E ele se pergunta: mas... mar; o que é o mar? Uma imensidão esverdeada e brilhante que vai dar nos quatros cantos do mundo? Como é ser imenso? Não fazer parte de nada e ser tudo? Então tem medo. Abre os braços, na tentativa desesperada de se segurar pelas beiradas, de se ater ao tempo, de voltar às corredeiras, de abraçar a lua e sugar o sol. Quer parar. Contudo, suas águas desfilam para o infinito. Matas ciliares já não existem mais. No fundo, se sente enfeiado dos lixos que recebeu. É na tentativa de se agarrar, inunda cidades, vales, vilas, lugarejos.
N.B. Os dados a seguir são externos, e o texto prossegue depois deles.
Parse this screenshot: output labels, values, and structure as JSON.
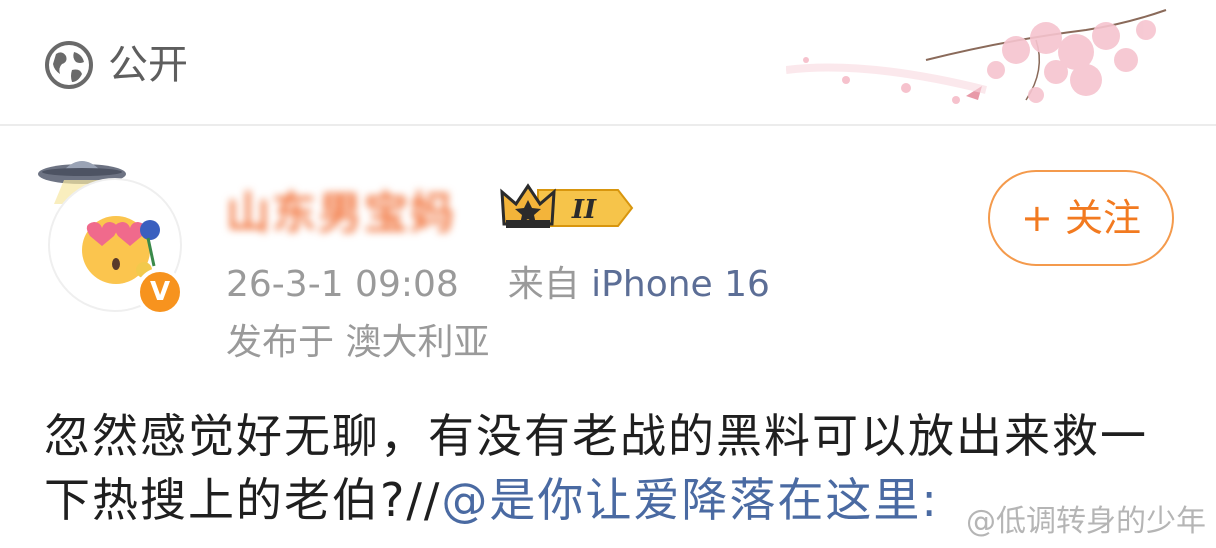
{
  "header": {
    "visibility_icon": "globe-icon",
    "visibility_label": "公开",
    "decoration": "cherry-blossom-decoration"
  },
  "author": {
    "name": "山东男宝妈",
    "avatar_icon": "heart-eyes-emoji-avatar",
    "pendant_icon": "ufo-icon",
    "verified_icon": "orange-v-verified-badge",
    "verified_glyph": "V",
    "level_badge_icon": "crown-level-badge",
    "level_badge_text": "II",
    "follow_label": "+ 关注"
  },
  "meta": {
    "timestamp": "26-3-1 09:08",
    "source_prefix": "来自",
    "device": "iPhone 16",
    "location": "发布于 澳大利亚"
  },
  "post": {
    "text": "忽然感觉好无聊，有没有老战的黑料可以放出来救一下热搜上的老伯?//",
    "mention": "@是你让爱降落在这里:"
  },
  "watermark": "@低调转身的少年",
  "colors": {
    "accent_orange": "#f27a20",
    "link_blue": "#4a6aa2",
    "meta_gray": "#9a9a9a"
  }
}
Mas, pra onde correr? É inútil. Não tem como parar a coredeira. Não tem como freiar a vida e parar o tempo. Não tem como ficar rio.

Nesta hora, resignado, vai complacente. Fez o que fez, leva a vida que levou, carrega o que amou. Por isto, ao final, manso e silencioso, se entrega ao mar. Daí que, o que era pra acabar e se perder, se modifica: o Rio vira Mar.

O mar, meu bem, coleciona histórias e as guarda para si. Mas o rio fala, porque não quer passar em branco entre o céu e a terra. Então, neste fluxo, faço-me olhos do mundo nas histórias que impregnam o rio. Não pra obter respostas acerca dos mistérios, mas para viver rio e não trair a vida, pois se me nego, abandono os talentos que Deus entregou a mim e em mim, espera. E só assim não serei vencida."


Depois assinou, pura e simplesmente,


"Alice.”

E saiu.


Foi assim, desse jeitinho assim, que se separaram.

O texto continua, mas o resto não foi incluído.